Misery, as painful as it is, can be comfortable in its familiarity. It’s easy to sink into despair. Picking yourself up and forging onward is a bit more daunting. The problem is, a lot of us play a passive role in our own lives and tend to feel miserable.
We let circumstances and situations dictate who we are and how we feel, and then find solace in the fact that it’s not our fault. In life, we can’t control what happens to us, but we can control how we react to things, and that is oftentimes the difference between feeling free and happy or trapped and miserable.
Happiness doesn’t just happen. It’s not something that shows up at your door one day as a consolation prize for years of pain and suffering. It takes some work, both on the inside and out. Misery is easy because frankly, life is hard. Stress is inevitable, and so is heartbreak, rejection, disappointment, criticism, and feelings of defeat.
Being miserable is a combination of how you live your life and how you process the inevitable things that happen. A lot of us don’t even realize all the ways we’re creating our own misery. And with that, here are six guaranteed ways to be absolutely miserable.
6 Types Of Negative Thinking That Makes You Miserable
1. Play the Victim
As I said, we can’t always control the things that happen to us. The only thing within our control is how we respond. You are the one who gets to decide if you will be the triumphant leading lady or the tragic heroine in the story of your life. Things are going to happen to you. Bad things probably already have happened to you.
When you blame everyone else for your struggles, all you’re really doing is feeding into your own feelings of misery and helplessness.
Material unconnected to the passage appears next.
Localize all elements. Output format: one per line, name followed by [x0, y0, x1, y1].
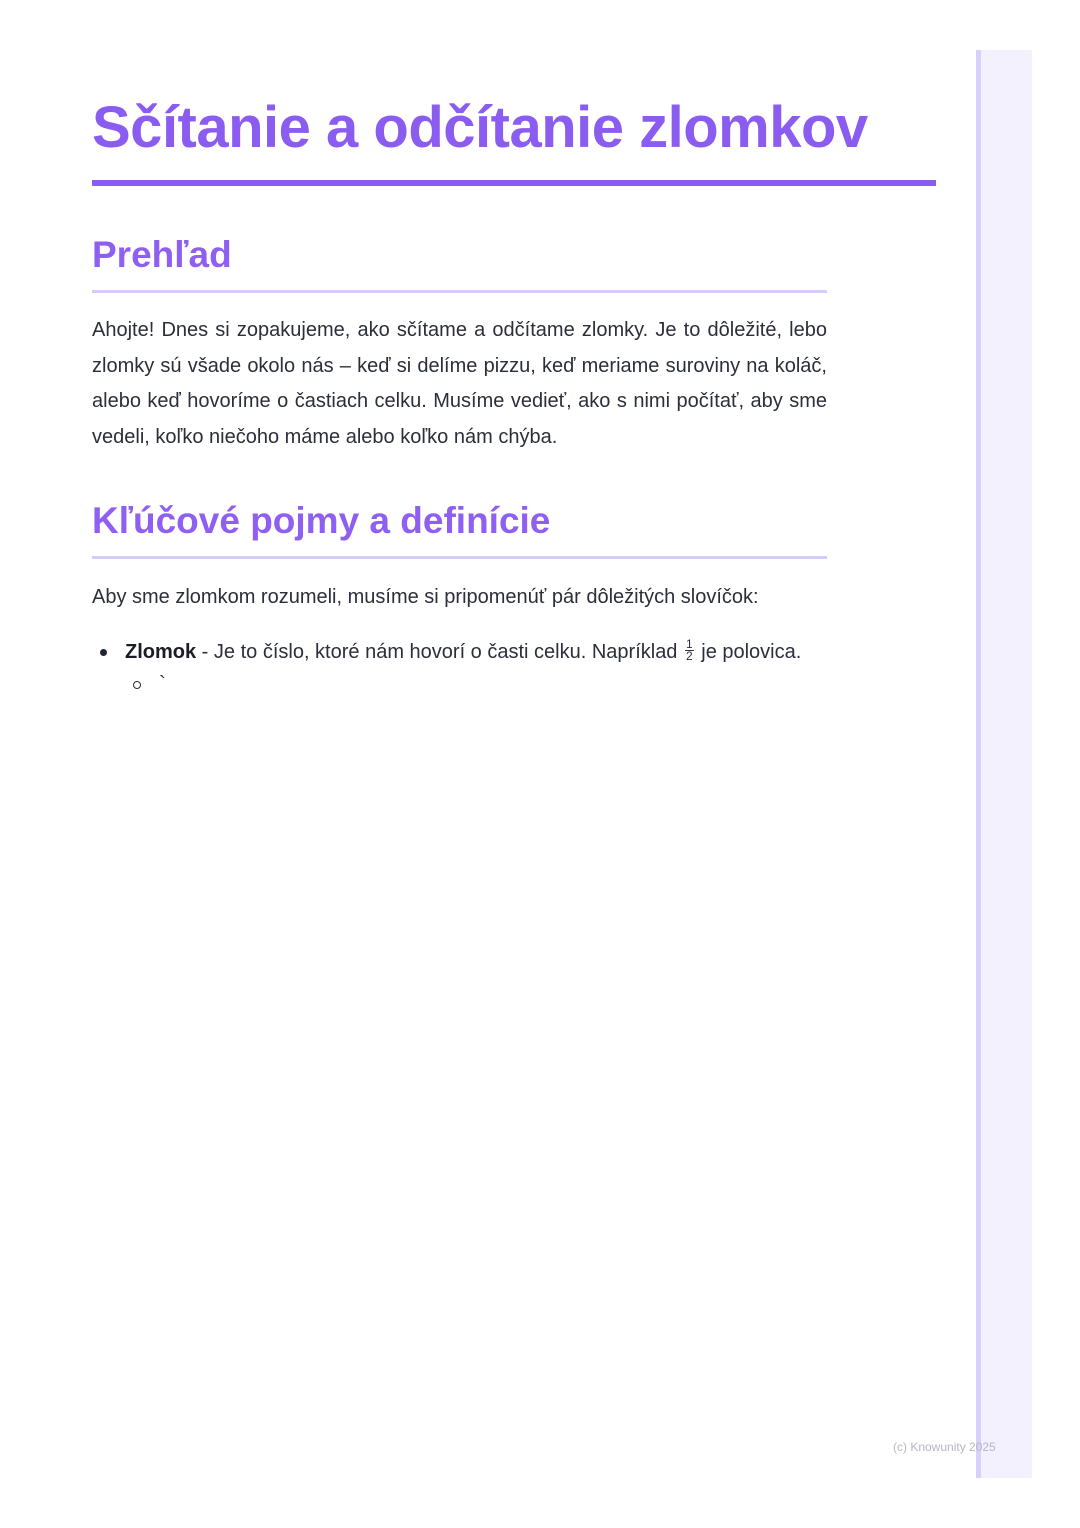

Your emotional well-being is your responsibility, and you get to decide what has the power to destroy you.
Feeling like a victim occurs when you live in a state of reflexive reaction; that is, instantly reacting to things that happen rather than thoughtfully responding. If you reflexively react, then anytime someone speaks harshly or looks at you disapprovingly or criticizes you (even if it’s constructively), or doesn’t interact with you by giving you the level of approval and affection you think they should, you will feel hurt and upset like they have wronged you like everyone is out to get you.
When you take a step back and separate yourself from your initial emotional response, you will see things more clearly. You’ll realize that not everything is about you, and most of the time when someone is being distant or harsh it has to do with something going on in their own life and is not a reflection on you or their feelings toward you in any way.
2. Worry About Everything
Worrying is a tricky animal. It seems like a productive pursuit, yet it doesn’t actually result in anything other than putting you in a negative headspace. A lot of us get caught up in solving problems that haven’t yet happened.
I definitely struggle with this one, and anytime I find myself worrying about some terrible future outcome I tell myself: “Don’t solve a problem until there is a problem to solve.”
Yes, there is a chance that you will lose your job, that you will face financial difficulty, that your boyfriend will leave, that your husband will cheat, that you’ll get the flu–there are a million bad things that could potentially happen, but what’s the point of worrying about them unless they are happening?
Instead, focus on living in the present and have faith that should problems arise down the line, you will be able to handle them.